Альбина и Танька в унисон заохали и развернули наигорячейшую дискуссию о том, что современные отношения между мужчиной и женщиной – это вам не страсти Ромео и Джульетты и не медленно разгорающаяся любовь мистера Дарси и Элизабет Беннет. В современной Москве так: либо ты получаешь все и сразу же, либо тебя лаконично отвергают, предпочтя кого-нибудь еще. А если будешь сопли жевать, вместо того чтобы активно действовать и, как пропагандируется в известном рекламном ролике, брать от жизни все, – то так и останешься на жизненной обочине.
– Ты слишком многого от него хочешь, – рассудила Танька, – он же современный мужик. У него дел по горло и вечный стресс. Ему надо ухитряться держаться на плаву, а тут ты со своими проблемами.

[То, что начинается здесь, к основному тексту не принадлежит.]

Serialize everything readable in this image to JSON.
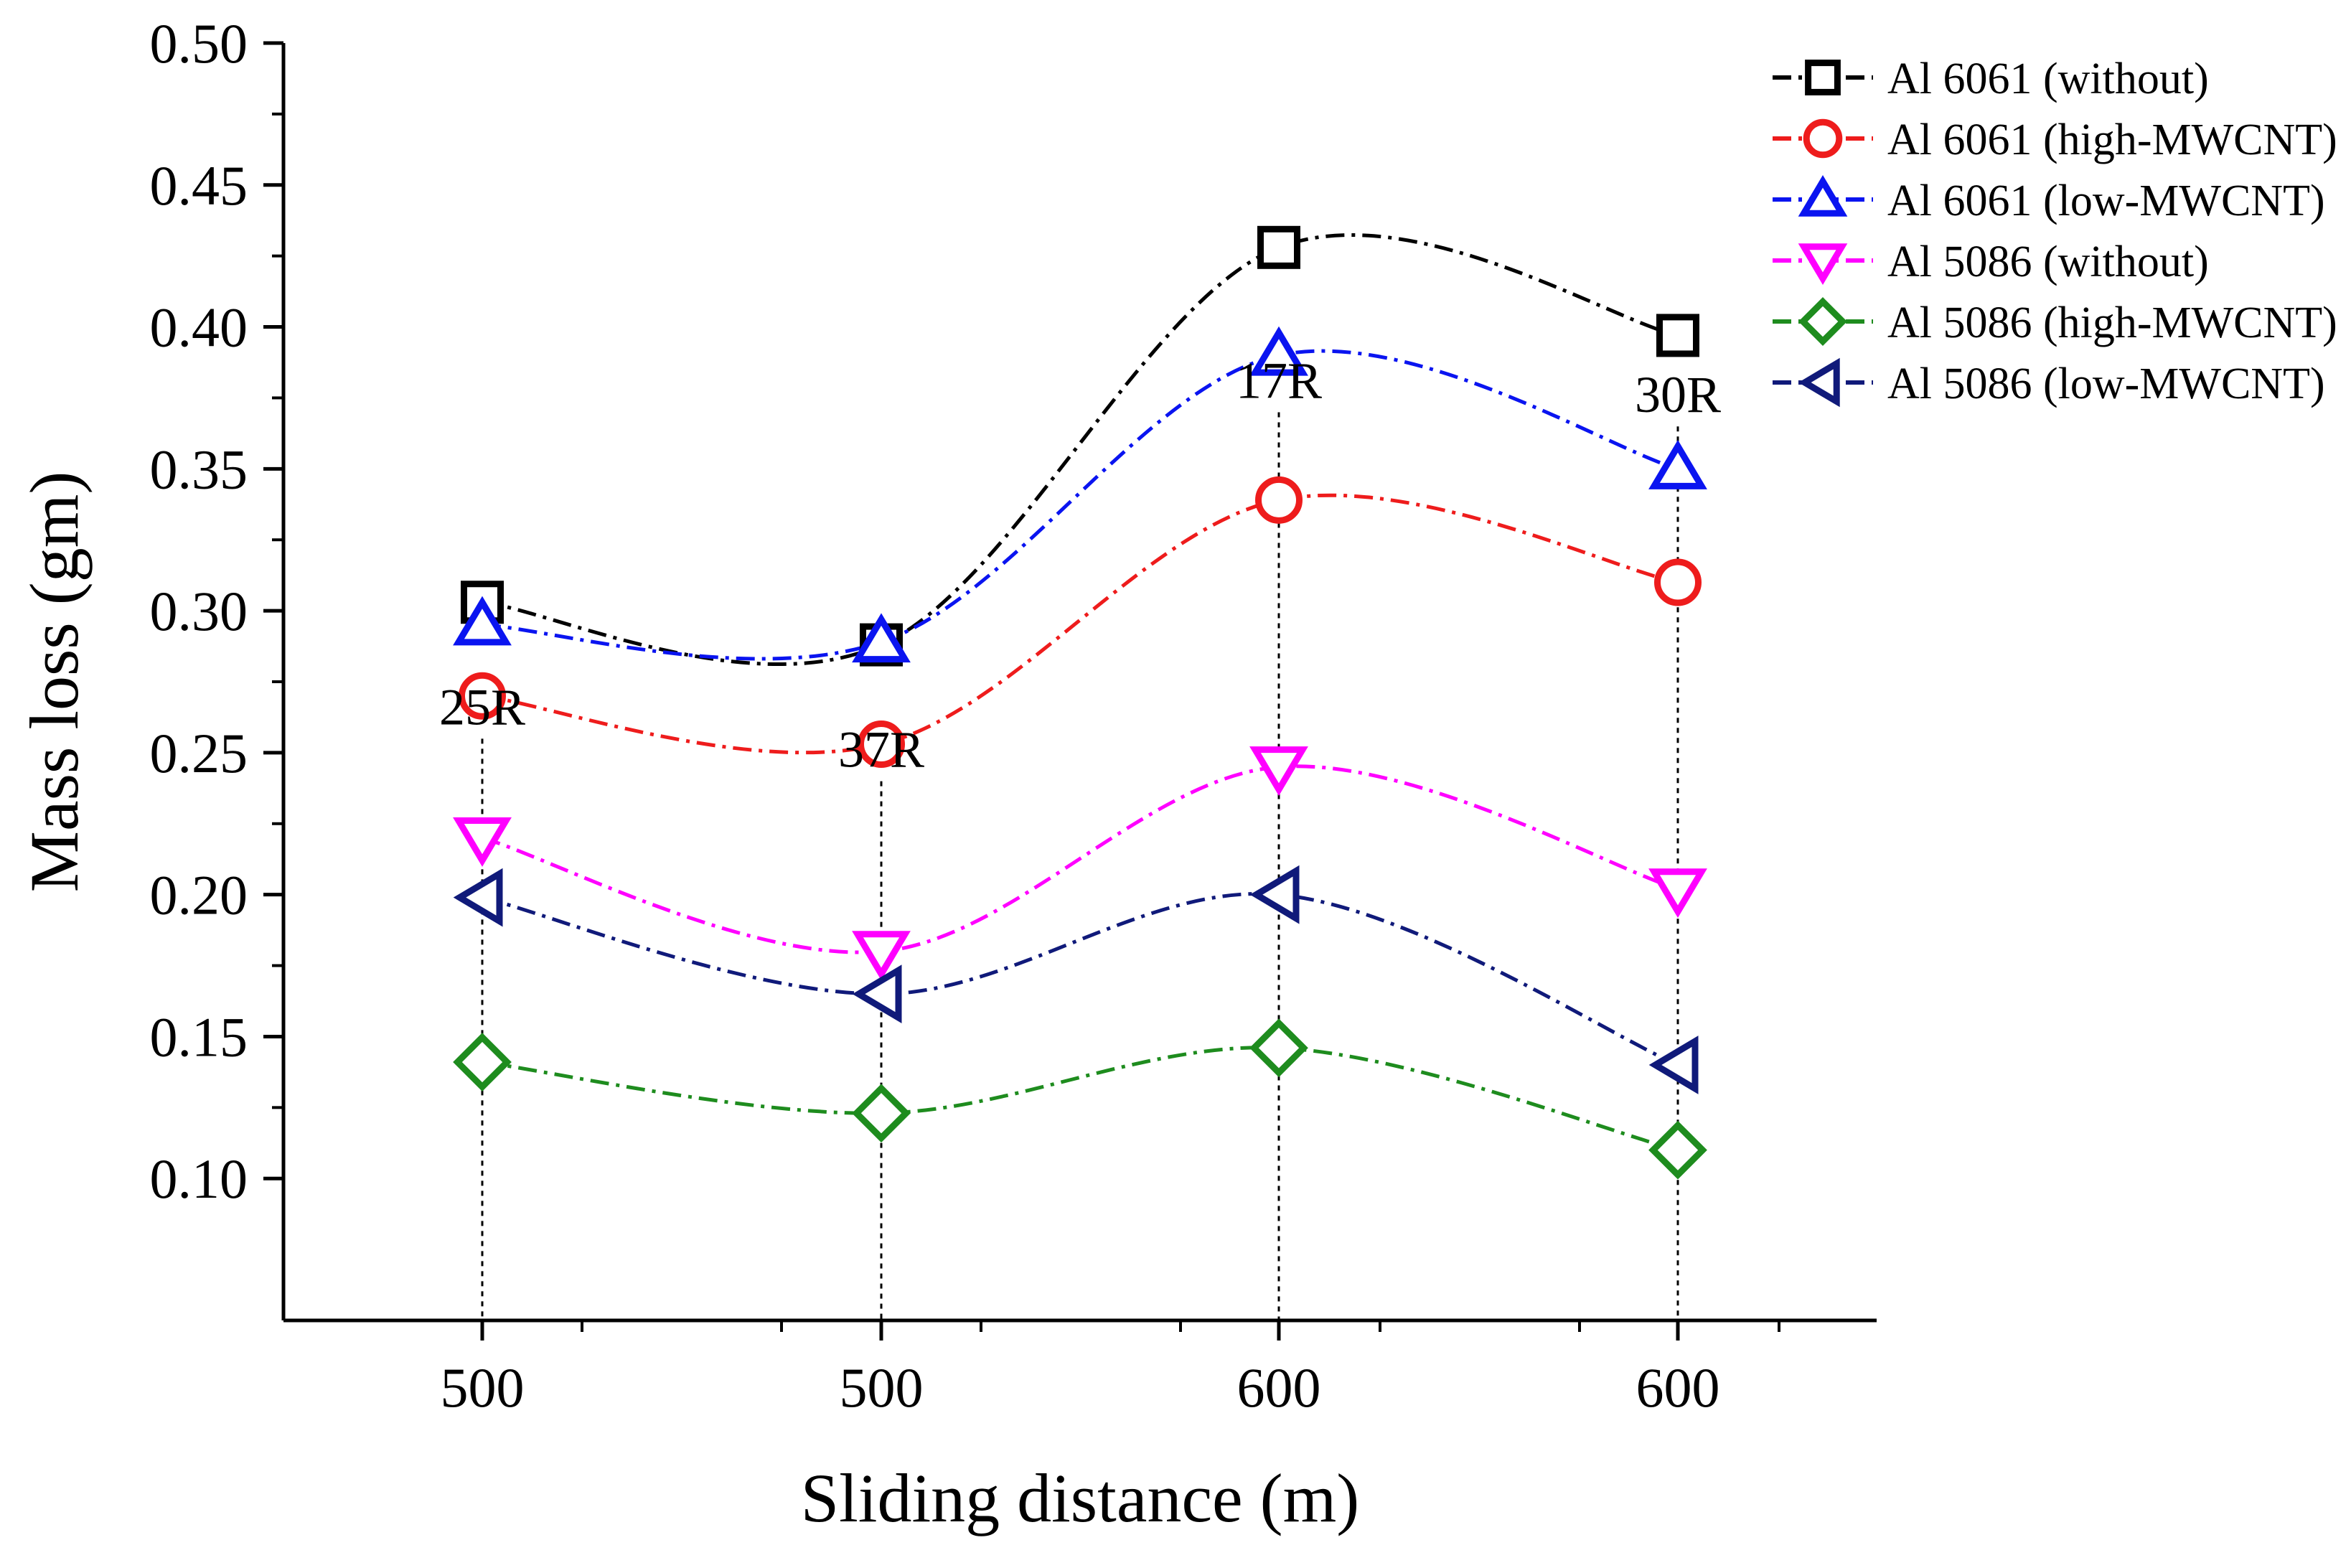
{
  "chart_data": {
    "type": "line",
    "title": "",
    "xlabel": "Sliding distance (m)",
    "ylabel": "Mass loss (gm)",
    "categories": [
      "500",
      "500",
      "600",
      "600"
    ],
    "point_labels": [
      "25R",
      "37R",
      "17R",
      "30R"
    ],
    "point_label_values": [
      0.26,
      0.245,
      0.375,
      0.37
    ],
    "ylim": [
      0.05,
      0.5
    ],
    "yticks": [
      0.1,
      0.15,
      0.2,
      0.25,
      0.3,
      0.35,
      0.4,
      0.45,
      0.5
    ],
    "ytick_labels": [
      "0.10",
      "0.15",
      "0.20",
      "0.25",
      "0.30",
      "0.35",
      "0.40",
      "0.45",
      "0.50"
    ],
    "legend_position": "top-right",
    "series": [
      {
        "name": "Al 6061 (without)",
        "color": "#000000",
        "marker": "square",
        "values": [
          0.303,
          0.288,
          0.428,
          0.397
        ]
      },
      {
        "name": "Al 6061 (high-MWCNT)",
        "color": "#ee1c1c",
        "marker": "circle",
        "values": [
          0.27,
          0.253,
          0.339,
          0.31
        ]
      },
      {
        "name": "Al 6061 (low-MWCNT)",
        "color": "#0a14f0",
        "marker": "triangle-up",
        "values": [
          0.295,
          0.289,
          0.39,
          0.35
        ]
      },
      {
        "name": "Al 5086 (without)",
        "color": "#ff00ff",
        "marker": "triangle-down",
        "values": [
          0.22,
          0.18,
          0.245,
          0.202
        ]
      },
      {
        "name": "Al 5086 (high-MWCNT)",
        "color": "#1e8c1e",
        "marker": "diamond",
        "values": [
          0.141,
          0.123,
          0.146,
          0.11
        ]
      },
      {
        "name": "Al 5086 (low-MWCNT)",
        "color": "#101a7a",
        "marker": "triangle-left",
        "values": [
          0.199,
          0.165,
          0.2,
          0.14
        ]
      }
    ]
  }
}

– То есть ты думаешь, что он меня любит? – На самом деле задавать такой вопрос Таньке, которая в глаза Сыромятина не видела, было по меньшей мере глупо.

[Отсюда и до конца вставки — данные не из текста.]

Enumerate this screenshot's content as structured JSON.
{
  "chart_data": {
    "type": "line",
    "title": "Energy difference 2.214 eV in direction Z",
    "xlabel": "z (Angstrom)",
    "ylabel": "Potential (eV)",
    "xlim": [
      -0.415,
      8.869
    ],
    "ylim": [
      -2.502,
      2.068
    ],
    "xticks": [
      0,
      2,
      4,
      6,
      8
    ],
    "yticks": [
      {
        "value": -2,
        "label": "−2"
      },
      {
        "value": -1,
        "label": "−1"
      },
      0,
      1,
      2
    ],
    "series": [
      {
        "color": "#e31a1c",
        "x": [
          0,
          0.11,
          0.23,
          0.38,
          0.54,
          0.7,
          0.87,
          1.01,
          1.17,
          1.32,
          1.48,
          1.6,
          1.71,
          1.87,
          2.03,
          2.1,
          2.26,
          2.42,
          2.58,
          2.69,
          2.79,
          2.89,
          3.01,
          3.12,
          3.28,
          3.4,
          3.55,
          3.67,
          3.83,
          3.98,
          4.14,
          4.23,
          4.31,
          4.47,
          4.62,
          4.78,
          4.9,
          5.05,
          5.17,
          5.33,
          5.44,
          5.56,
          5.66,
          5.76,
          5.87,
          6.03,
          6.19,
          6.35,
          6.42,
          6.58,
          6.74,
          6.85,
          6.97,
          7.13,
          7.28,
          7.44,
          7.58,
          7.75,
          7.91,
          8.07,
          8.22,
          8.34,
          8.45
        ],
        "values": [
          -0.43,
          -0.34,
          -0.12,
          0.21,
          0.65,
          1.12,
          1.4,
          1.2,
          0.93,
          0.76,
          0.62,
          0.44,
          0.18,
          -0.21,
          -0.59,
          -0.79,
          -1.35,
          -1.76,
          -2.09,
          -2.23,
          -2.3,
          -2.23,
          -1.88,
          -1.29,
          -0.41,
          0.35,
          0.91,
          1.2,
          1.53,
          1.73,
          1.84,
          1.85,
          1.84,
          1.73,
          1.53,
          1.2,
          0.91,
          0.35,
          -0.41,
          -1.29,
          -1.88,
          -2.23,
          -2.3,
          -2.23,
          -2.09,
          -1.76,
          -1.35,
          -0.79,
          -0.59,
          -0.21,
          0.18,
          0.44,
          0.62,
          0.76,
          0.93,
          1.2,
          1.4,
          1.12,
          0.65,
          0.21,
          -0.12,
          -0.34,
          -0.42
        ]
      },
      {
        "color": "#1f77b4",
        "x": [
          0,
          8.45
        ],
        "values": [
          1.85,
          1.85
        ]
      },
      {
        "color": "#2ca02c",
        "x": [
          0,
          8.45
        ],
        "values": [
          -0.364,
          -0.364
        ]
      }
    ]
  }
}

И все же сердце мое совершило сложнейший акробатический кульбит, когда она, нахмурившись и будто бы и вправду проанализировав поступившую к ней информацию, ответила:
– Я думаю, что, скорее всего, да.
Любовь – это маятник, который услужливо доставляет тебя от безысходной депрессии к бездумному блаженству. Вчера я была самой несчастной женщиной в Москве, ненавидящей телефонные аппараты за то, что они либо не звонят, либо говорят не тем голосом, который я жажду услышать. А сегодня я парила над весенним грязным асфальтом, ела на улице эскимо, несмотря на то что ветер был холодным и на мне не было шарфа, болтала, смеялась и готова была расцеловать всех встречных прохожих.
Вроде бы все было хорошо, и отношения наши развивались с закономерной неторопливостью классического сентиментального романа. Но одна тревожная мысль все же не давала мне покоя и мешала насладиться близостью мужчины, который из разряда «волнующее развлечение» давно перешел в категорию «возможная любовь».
Его «бывшая».
Женщина, которая, по слухам (распускаемым одинокими редакционными барышнями), сломала ему жизнь и оставила на его сердце незаживающее, больно саднящее клеймо.

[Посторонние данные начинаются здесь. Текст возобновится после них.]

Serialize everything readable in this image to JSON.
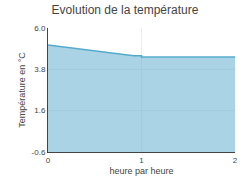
{
  "chart_data": {
    "type": "area",
    "title": "Evolution de la température",
    "xlabel": "heure par heure",
    "ylabel": "Température en °C",
    "x": [
      0,
      0.083,
      0.167,
      0.25,
      0.333,
      0.417,
      0.5,
      0.583,
      0.667,
      0.75,
      0.833,
      0.917,
      1.0,
      1.0,
      1.083,
      1.167,
      1.25,
      1.333,
      1.417,
      1.5,
      1.583,
      1.667,
      1.75,
      1.833,
      1.917,
      2.0
    ],
    "values": [
      5.1,
      5.05,
      5.0,
      4.95,
      4.9,
      4.85,
      4.78,
      4.72,
      4.67,
      4.62,
      4.57,
      4.52,
      4.52,
      4.45,
      4.45,
      4.45,
      4.45,
      4.45,
      4.45,
      4.45,
      4.45,
      4.45,
      4.45,
      4.45,
      4.45,
      4.45
    ],
    "color": "#55aacc",
    "xlim": [
      0,
      2
    ],
    "ylim": [
      -0.6,
      6.0
    ],
    "xticks": [
      0,
      1,
      2
    ],
    "yticks": [
      -0.6,
      1.6,
      3.8,
      {
        "value": 6.0,
        "label": "6.0"
      }
    ],
    "grid": true
  }
}
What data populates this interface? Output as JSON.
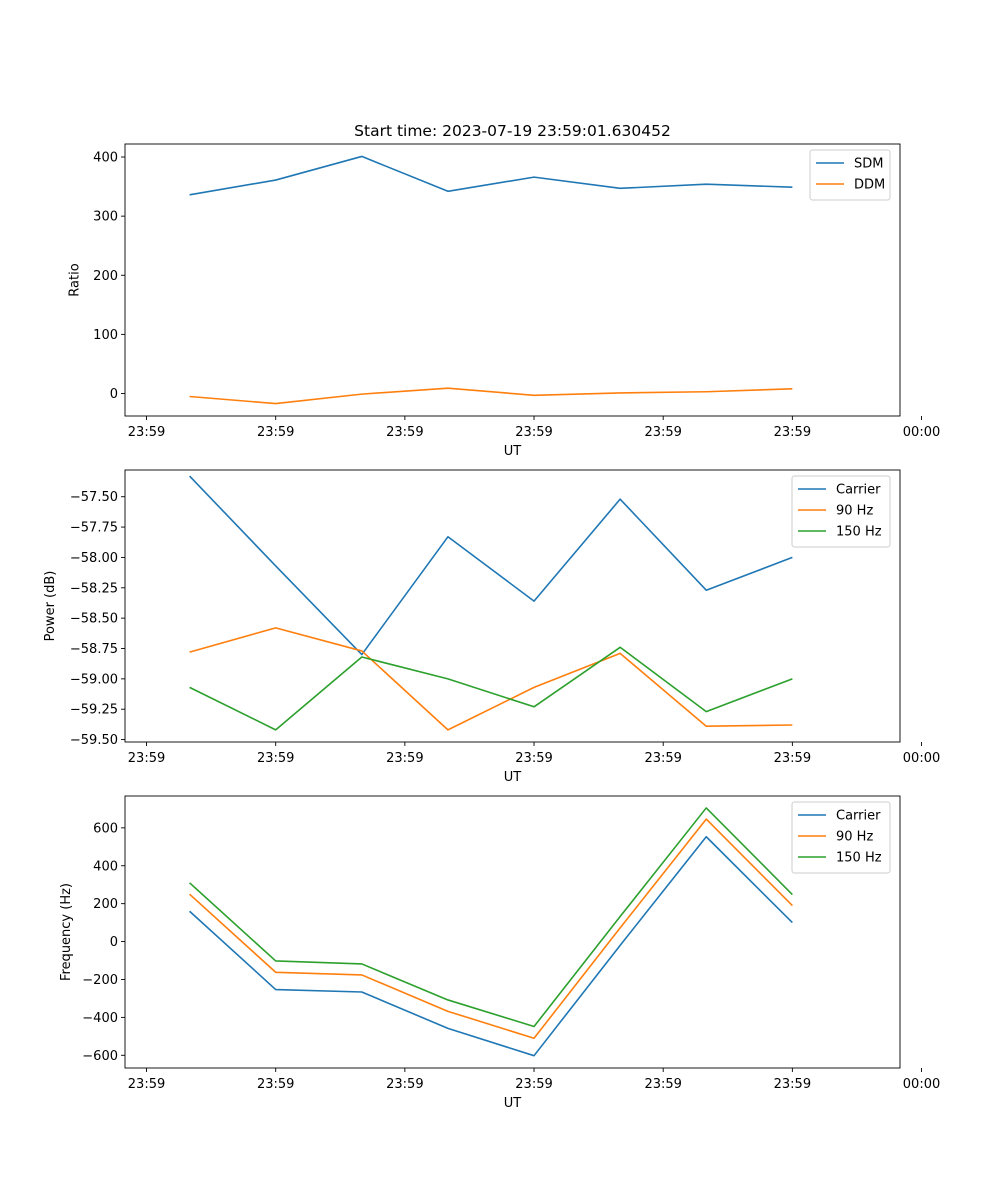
{
  "colors": {
    "series_1": "#1f77b4",
    "series_2": "#ff7f0e",
    "series_3": "#2ca02c",
    "axes": "#000000",
    "legend_border": "#cccccc"
  },
  "chart_data": [
    {
      "type": "line",
      "title": "Start time: 2023-07-19 23:59:01.630452",
      "xlabel": "UT",
      "ylabel": "Ratio",
      "x": [
        1,
        2,
        3,
        4,
        5,
        6,
        7,
        8
      ],
      "xlim": [
        0.25,
        9.25
      ],
      "xticks": [
        0.5,
        2,
        3.5,
        5,
        6.5,
        8,
        9.5
      ],
      "xtick_labels": [
        "23:59",
        "23:59",
        "23:59",
        "23:59",
        "23:59",
        "23:59",
        "00:00"
      ],
      "ylim": [
        -38,
        422
      ],
      "yticks": [
        0,
        100,
        200,
        300,
        400
      ],
      "ytick_labels": [
        "0",
        "100",
        "200",
        "300",
        "400"
      ],
      "legend_position": "top-right",
      "series": [
        {
          "name": "SDM",
          "values": [
            336,
            361,
            401,
            342,
            366,
            347,
            354,
            349
          ]
        },
        {
          "name": "DDM",
          "values": [
            -5,
            -17,
            -1,
            9,
            -3,
            1,
            3,
            8
          ]
        }
      ]
    },
    {
      "type": "line",
      "title": "",
      "xlabel": "UT",
      "ylabel": "Power (dB)",
      "x": [
        1,
        2,
        3,
        4,
        5,
        6,
        7,
        8
      ],
      "xlim": [
        0.25,
        9.25
      ],
      "xticks": [
        0.5,
        2,
        3.5,
        5,
        6.5,
        8,
        9.5
      ],
      "xtick_labels": [
        "23:59",
        "23:59",
        "23:59",
        "23:59",
        "23:59",
        "23:59",
        "00:00"
      ],
      "ylim": [
        -59.52,
        -57.28
      ],
      "yticks": [
        -57.5,
        -57.75,
        -58.0,
        -58.25,
        -58.5,
        -58.75,
        -59.0,
        -59.25,
        -59.5
      ],
      "ytick_labels": [
        "−57.50",
        "−57.75",
        "−58.00",
        "−58.25",
        "−58.50",
        "−58.75",
        "−59.00",
        "−59.25",
        "−59.50"
      ],
      "legend_position": "top-right",
      "series": [
        {
          "name": "Carrier",
          "values": [
            -57.33,
            -58.07,
            -58.8,
            -57.83,
            -58.36,
            -57.52,
            -58.27,
            -58.0
          ]
        },
        {
          "name": "90 Hz",
          "values": [
            -58.78,
            -58.58,
            -58.77,
            -59.42,
            -59.07,
            -58.79,
            -59.39,
            -59.38
          ]
        },
        {
          "name": "150 Hz",
          "values": [
            -59.07,
            -59.42,
            -58.82,
            -59.0,
            -59.23,
            -58.74,
            -59.27,
            -59.0
          ]
        }
      ]
    },
    {
      "type": "line",
      "title": "",
      "xlabel": "UT",
      "ylabel": "Frequency (Hz)",
      "x": [
        1,
        2,
        3,
        4,
        5,
        6,
        7,
        8
      ],
      "xlim": [
        0.25,
        9.25
      ],
      "xticks": [
        0.5,
        2,
        3.5,
        5,
        6.5,
        8,
        9.5
      ],
      "xtick_labels": [
        "23:59",
        "23:59",
        "23:59",
        "23:59",
        "23:59",
        "23:59",
        "00:00"
      ],
      "ylim": [
        -667,
        768
      ],
      "yticks": [
        -600,
        -400,
        -200,
        0,
        200,
        400,
        600
      ],
      "ytick_labels": [
        "−600",
        "−400",
        "−200",
        "0",
        "200",
        "400",
        "600"
      ],
      "legend_position": "top-right",
      "series": [
        {
          "name": "Carrier",
          "values": [
            160,
            -253,
            -266,
            -458,
            -602,
            -20,
            553,
            100
          ]
        },
        {
          "name": "90 Hz",
          "values": [
            250,
            -162,
            -176,
            -368,
            -510,
            72,
            646,
            190
          ]
        },
        {
          "name": "150 Hz",
          "values": [
            310,
            -102,
            -118,
            -308,
            -448,
            132,
            705,
            248
          ]
        }
      ]
    }
  ]
}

Когда я об этом задумывалась, мне становилось так обидно, что хотелось плакать. Пусть я знала, что нравлюсь ему, пусть все у нас было в целом замечательно (великолепный секс, почти полное доверие, сотни эсэмэсок в день и шутки, понятные только нам одним), но все равно я не могла бы сказать наверняка, любит ли меня Борис Сыромятин. Иногда мне казалось, что точно – да. В такие моменты я словно на невидимых крыльях летала, и все бытовые неурядицы казались не стоящими внимания мелочами. С моей физиономии не сходила блаженная улыбка идиота, который настолько погружен в свой примитивный, но светлый внутренний мир, что просто не замечает внешних проблем. Я была невинным маленьким ребенком, для которого каждое мгновение было интересной новостью, а жизнь состояла сплошь из открытий.
Но иногда я вспоминала, что до меня у него была другая, та, на которую он, возможно, смотрел иначе, еще более нежно, к которой он был привязан настолько болезненно, что, возможно, ее призрак в один прекрасный день вытеснит из его жизни реальную меня. Когда я думала об этом, мне становилось страшно. Мое настроение портилось, как погода в горах, и я без повода начинала к Сыромятину придираться. Он относился к моим нападкам снисходительно, говорил: у тебя, мол, Настя, характер сложный. Знал бы он, в чем именно состоит основная сложность, – так, может быть, перестал бы меня мучить, сам не отдавая себе в этом отчета. Либо успокоил бы меня раз и навсегда, либо набрался бы мужества сделать неприятное признание, после которого мы снова стали бы абсолютно чужими.
Может быть, логичнее всего было бы с ним обо всем этом поговорить, но я никак не могла набраться смелости.
Я прекрасно понимала, что женщина, злобно сравнивающая себя с былыми пассиями своего кавалера, заведомо обречена на провал. Потому как то, что осталось в прошлом, – не считается. Прошлого не существует – так учит восточная философия.